- Chal Location within Bulgaria
- Coordinates: 41°28′00″N 25°47′00″E﻿ / ﻿41.4667°N 25.7833°E
- Country: Bulgaria
- Province: Kardzhali Province
- Municipality: Krumovgrad
- Elevation: 449 m (1,473 ft)
- Time zone: UTC+2 (EET)
- • Summer (DST): UTC+3 (EEST)

= Chal, Bulgaria =

Chal (Чал, /bg/) is a village in Krumovgrad Municipality, Kardzhali Province, southern Bulgaria.

==Landmarks==
In Neighboring village Krumovgrad, several important sites can be located. The town is home to the mosque "Seytlyar dzhamisi," which is considered a key reason for the existence of the town and nearby villages. Also located nearby is the museum with over 2,000 exhibits, housed in a building recognized as a cultural monument. Another historical location in Krumovgrad is the church "St. Ivan Rilski," which was built in 1934 and is an important architectural site.

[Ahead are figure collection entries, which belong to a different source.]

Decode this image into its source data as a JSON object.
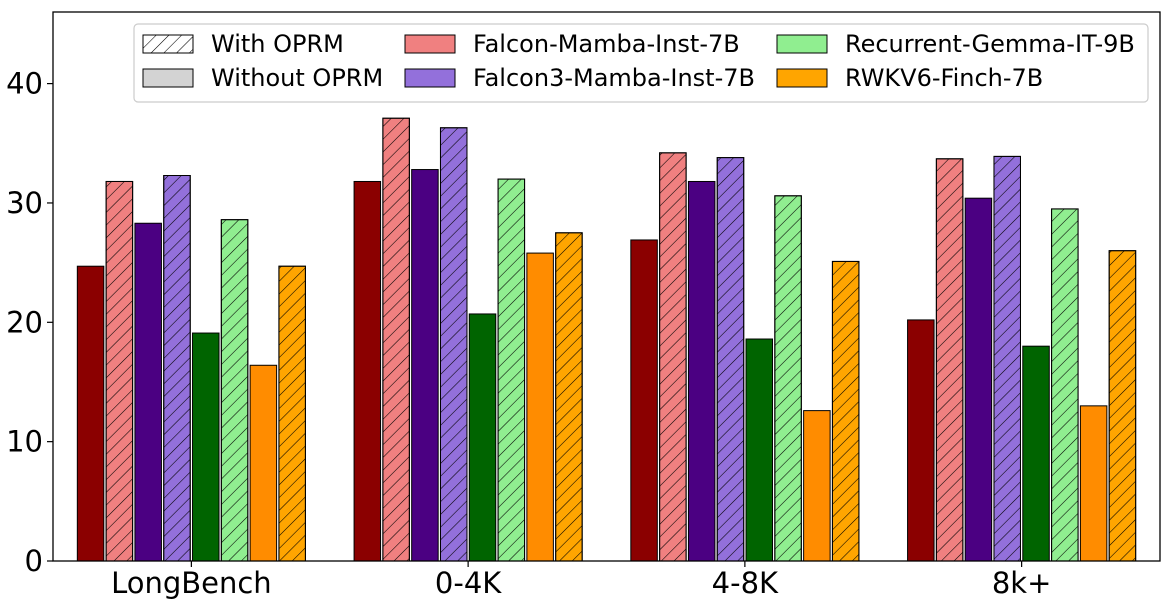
{
  "chart_data": {
    "type": "bar",
    "categories": [
      "LongBench",
      "0-4K",
      "4-8K",
      "8k+"
    ],
    "ylim": [
      0,
      46
    ],
    "yticks": [
      0,
      10,
      20,
      30,
      40
    ],
    "grid": false,
    "legend_position": "top-right",
    "legend": {
      "hatch_keys": [
        {
          "label": "With OPRM",
          "hatched": true
        },
        {
          "label": "Without OPRM",
          "hatched": false
        }
      ]
    },
    "series": [
      {
        "name": "Falcon-Mamba-Inst-7B",
        "oprm": false,
        "color": "#8b0000",
        "values": [
          24.7,
          31.8,
          26.9,
          20.2
        ]
      },
      {
        "name": "Falcon-Mamba-Inst-7B",
        "oprm": true,
        "color": "#f08080",
        "values": [
          31.8,
          37.1,
          34.2,
          33.7
        ]
      },
      {
        "name": "Falcon3-Mamba-Inst-7B",
        "oprm": false,
        "color": "#4b0082",
        "values": [
          28.3,
          32.8,
          31.8,
          30.4
        ]
      },
      {
        "name": "Falcon3-Mamba-Inst-7B",
        "oprm": true,
        "color": "#9370db",
        "values": [
          32.3,
          36.3,
          33.8,
          33.9
        ]
      },
      {
        "name": "Recurrent-Gemma-IT-9B",
        "oprm": false,
        "color": "#006400",
        "values": [
          19.1,
          20.7,
          18.6,
          18.0
        ]
      },
      {
        "name": "Recurrent-Gemma-IT-9B",
        "oprm": true,
        "color": "#90ee90",
        "values": [
          28.6,
          32.0,
          30.6,
          29.5
        ]
      },
      {
        "name": "RWKV6-Finch-7B",
        "oprm": false,
        "color": "#ff8c00",
        "values": [
          16.4,
          25.8,
          12.6,
          13.0
        ]
      },
      {
        "name": "RWKV6-Finch-7B",
        "oprm": true,
        "color": "#ffa500",
        "values": [
          24.7,
          27.5,
          25.1,
          26.0
        ]
      }
    ]
  }
}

South of Chal, in Rogach village, about 10 km (6.2 miles) away, is the Rock Tomb-Sanctuary. Situated on a cliff along the right bank of the Krumovitsa River, this archaeological site is considered sacred by locals. Two small holes in the rock that resemble human footprints are referred to as "The steps of Ali," named after a Muslim saint. In Chal, you can visit the oldest mosque in the Eastern Rhodopes.

Nearby, in Glumovo village, located around 19 km (11.8 miles) northeast of Chal, is the memorial at Ilia's Field. This site honors the 40,000 Thracian refugees who died there. The memorial includes a chapel, a monument, and a fountain. It hosts the National Youth Thracian Fest, also known as Thracian Child's Day, held annually on June 1st, which is the International Day for the Protection of Children.